Le Reste Jean Yves, Nabbe Patrice, Billot Grasset Alice, Le Floch Bernard, Grall Pauline, Derriennic Jeremy, Odorico Michele, Lalande Sophie, le Goff Delphine, Barais Marie, Chiron Benoit, Lingner Heidrun, Guillou Morgane, Barraine Pierre
EA 7479 SPURBO, Department of general practice, Université de Bretagne occidentale, Brest, France.
Allgemein Medizin Hochschule Hannover, Hannover, Germany.
PLoS One. 2017 Nov 2;12(11):e0186931. doi: 10.1371/journal.pone.0186931. eCollection 2017.
The European General Practitioners Research Network (EGPRN) designed and validated a comprehensive definition of multimorbidity using a systematic literature review and qualitative research throughout Europe. This definition was tested as a model to assess death or acute hospitalization in multimorbid outpatients.
To assess which criteria in the EGPRN concept of multimorbidity could detect outpatients at risk of death or acute hospitalization in a primary care cohort at a 6-month follow-up and to assess whether a large scale cohort with FPs would be feasible.
Family Physicians included a random sample of multimorbid patients who attended appointments in their offices from July to December 2014. Inclusion criteria were those of the EGPRN definition of Multimorbidity. Exclusion criteria were patients under legal protection and those unable to complete the 2-year follow-up. Statistical analysis was undertaken with uni- and multivariate analysis at a 6-month follow-up using a combination of approaches including both automatic classification and expert decision making. A Multiple Correspondence Analysis (MCA) completed the process with a projection of illustrative variables. A logistic regression was finally performed in order to identify and quantify risk factors for decompensation.

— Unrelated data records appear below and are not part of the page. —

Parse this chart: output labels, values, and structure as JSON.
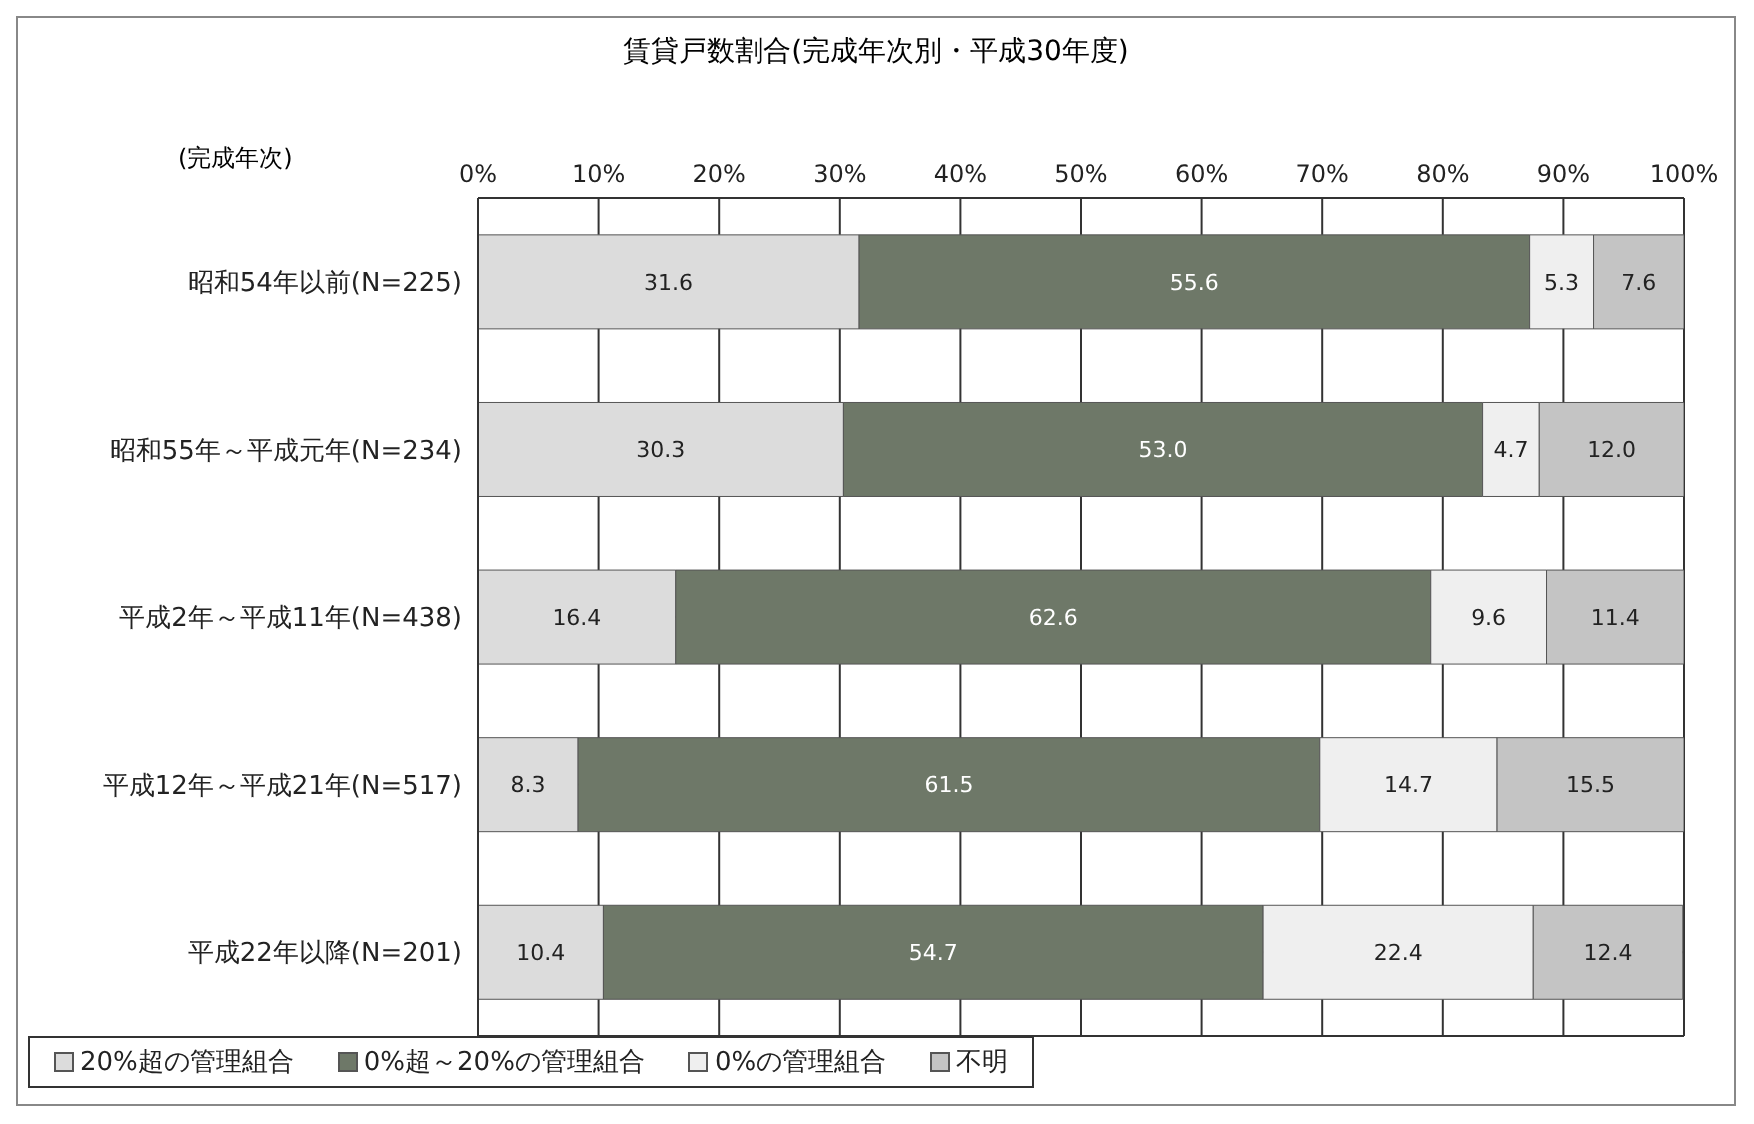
{
  "chart_data": {
    "type": "bar",
    "orientation": "horizontal",
    "stacked": true,
    "title": "賃貸戸数割合(完成年次別・平成30年度)",
    "ylabel": "(完成年次)",
    "categories": [
      "昭和54年以前(N=225)",
      "昭和55年～平成元年(N=234)",
      "平成2年～平成11年(N=438)",
      "平成12年～平成21年(N=517)",
      "平成22年以降(N=201)"
    ],
    "series": [
      {
        "name": "20%超の管理組合",
        "color": "#dcdcdc",
        "values": [
          31.6,
          30.3,
          16.4,
          8.3,
          10.4
        ],
        "value_labels": [
          "31.6",
          "30.3",
          "16.4",
          "8.3",
          "10.4"
        ]
      },
      {
        "name": "0%超～20%の管理組合",
        "color": "#6e7868",
        "values": [
          55.6,
          53.0,
          62.6,
          61.5,
          54.7
        ],
        "value_labels": [
          "55.6",
          "53.0",
          "62.6",
          "61.5",
          "54.7"
        ]
      },
      {
        "name": "0%の管理組合",
        "color": "#efefef",
        "values": [
          5.3,
          4.7,
          9.6,
          14.7,
          22.4
        ],
        "value_labels": [
          "5.3",
          "4.7",
          "9.6",
          "14.7",
          "22.4"
        ]
      },
      {
        "name": "不明",
        "color": "#c4c4c4",
        "values": [
          7.6,
          12.0,
          11.4,
          15.5,
          12.4
        ],
        "value_labels": [
          "7.6",
          "12.0",
          "11.4",
          "15.5",
          "12.4"
        ]
      }
    ],
    "xlim": [
      0,
      100
    ],
    "xticks": [
      {
        "value": 0,
        "label": "0%"
      },
      {
        "value": 10,
        "label": "10%"
      },
      {
        "value": 20,
        "label": "20%"
      },
      {
        "value": 30,
        "label": "30%"
      },
      {
        "value": 40,
        "label": "40%"
      },
      {
        "value": 50,
        "label": "50%"
      },
      {
        "value": 60,
        "label": "60%"
      },
      {
        "value": 70,
        "label": "70%"
      },
      {
        "value": 80,
        "label": "80%"
      },
      {
        "value": 90,
        "label": "90%"
      },
      {
        "value": 100,
        "label": "100%"
      }
    ],
    "grid": true,
    "legend": "bottom"
  }
}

19 FPs participated in the study. 96 patients were analyzed. 3 different clusters were identified. MCA showed the central function of psychosocial factors and peaceful versus conflictual relationships with relatives in all clusters. While taking into account the limit of a small cohort, age, frequency of family physician visits and extent of family difficulties were the factors which predicted death or acute hospitalization.
A large scale cohort seems feasible in primary care. A sense of alarm should be triggered to prevent death or acute hospitalization in multimorbid older outpatients who have frequent family physician visits and who experience family difficulties.
欧洲全科医生研究网络(EGPRN)通过全欧洲的系统文献综述和定性研究,设计并验证了一个关于多重疾病的综合定义。该定义作为一个模型进行了测试,以评估患有多种疾病的门诊患者的死亡或急性住院情况。
评估EGPRN多重疾病概念中的哪些标准能够在6个月随访时检测出初级保健队列中存在死亡或急性住院风险的门诊患者,并评估建立一个由家庭医生组成的大规模队列是否可行。
家庭医生纳入了2014年7月至12月在其诊所就诊的多重疾病患者的随机样本。纳入标准为EGPRN多重疾病定义中的标准。排除标准为受法律保护的患者以及无法完成2年随访的患者。在6个月随访时,采用包括自动分类和专家决策在内的多种方法进行单变量和多变量分析。多重对应分析(MCA)通过对说明性变量的投影完成了这一过程。最后进行逻辑回归以识别和量化失代偿的风险因素。
19名家庭医生参与了该研究。对96名患者进行了分析。识别出3个不同的聚类。MCA显示了心理社会因素以及在所有聚类中与亲属的和睦关系与冲突关系的核心作用。在考虑到小队列的局限性的情况下,年龄、家庭医生就诊频率和家庭困难程度是预测死亡或急性住院的因素。
在初级保健中建立大规模队列似乎是可行的。对于那些频繁就诊于家庭医生且经历家庭困难的患有多种疾病的老年门诊患者,应触发警报以预防死亡或急性住院。